Elayne presste die Lippen zusammen. »Ach, Madam«, murmelte sie. »Ach, Madam!« Sie konnte sich nicht vorstellen, einmal auch nur annähernd die Eleganz und Haltung, das Selbstbewusstsein von Lady Melanthe zu besitzen. Einfachen Rittern wie Raymond Ehrfurcht einzujagen! Dafür würde sie alles tun, selbst eine Reise mit der Herzogin Beatrice auf sich nehmen. Sie sank auf die Knie und ergriff die Hand ihrer Patin. »Gott segne Euch, Madame, Ihr seid zu gütig.«

»Und wenn du wieder da bist, werden wir dir einen Ehemann suchen, der deine Überlegenheit zu schätzen weiß«, bestimmte Lady Melanthe.

»Der arme Bursche tut mir jetzt schon Leid«, bemerkte Lord Ruadrik.

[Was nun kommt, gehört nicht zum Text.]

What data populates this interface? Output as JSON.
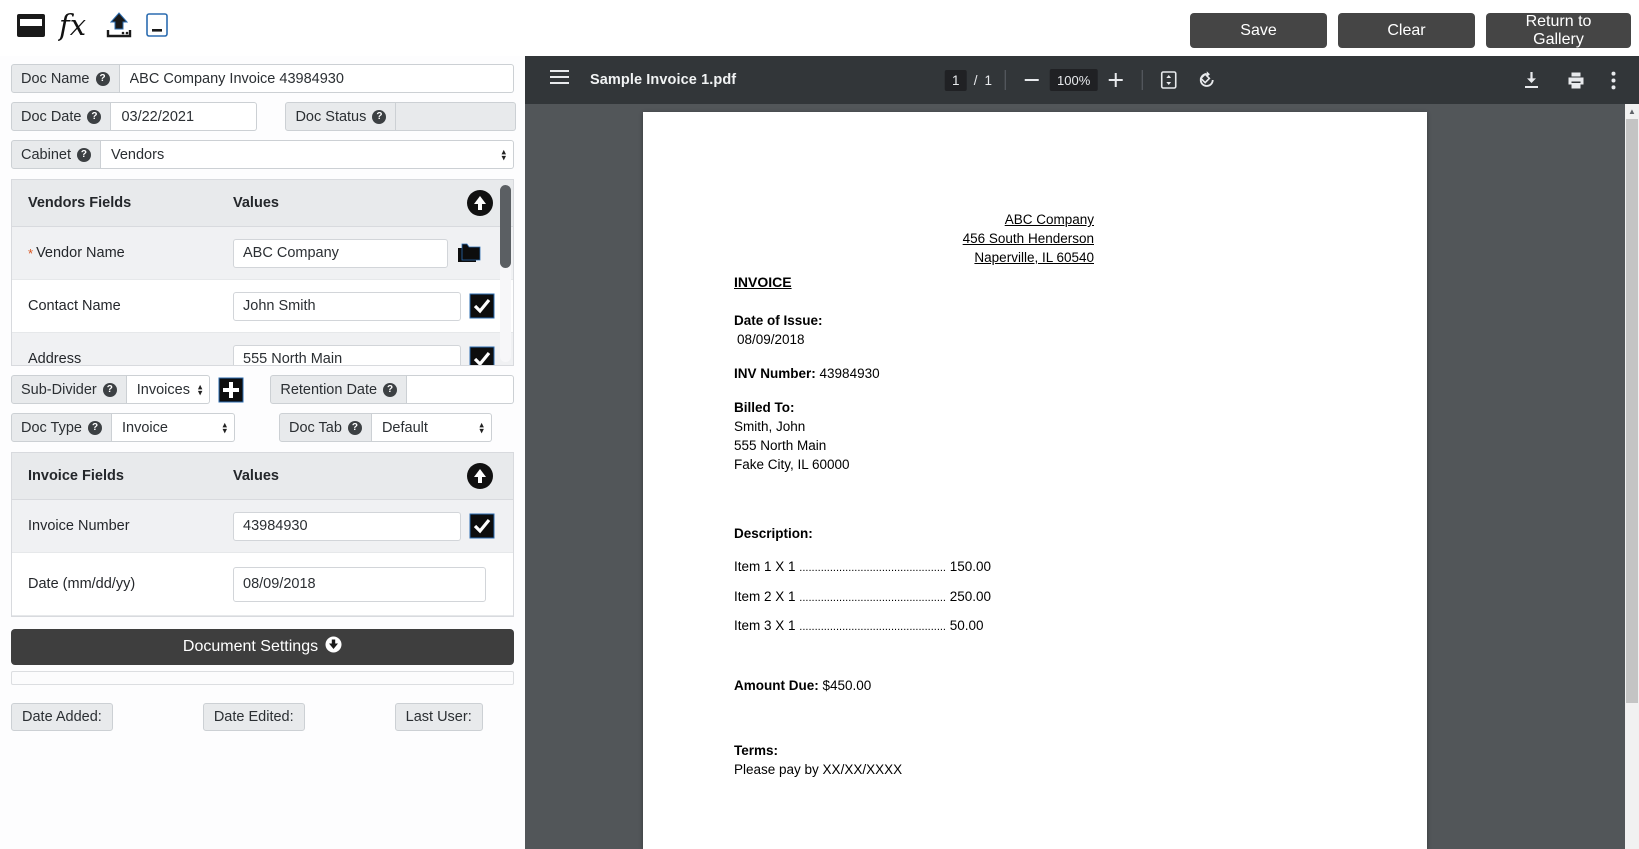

Selbst nach zwei Wochen hatte sich Elayne noch nicht an den höfischen Kopfputz, die hohe Haube, gewöhnt. Sie besaß die Form eines mittelmäßig hohen Spitzhutes, der in zwei Hörnern auslief. Dennoch hatte sie das Gefühl, ihr müsse unter dem Gewicht des aufwändigen Gebildes schier das Genick brechen. Nun zahlten sich Caras ständige Mahnungen bezüglich einer aufrechten Haltung endlich aus – denn sobald Elayne vergaß, den Kopf gerade zu halten und sich mit langsamer Grazie zu bewegen, wie ihr das ihre Schwester eingetrichtert hatte, begann ihr Spitzhut zu schwanken wie ein Schiff im Sturm.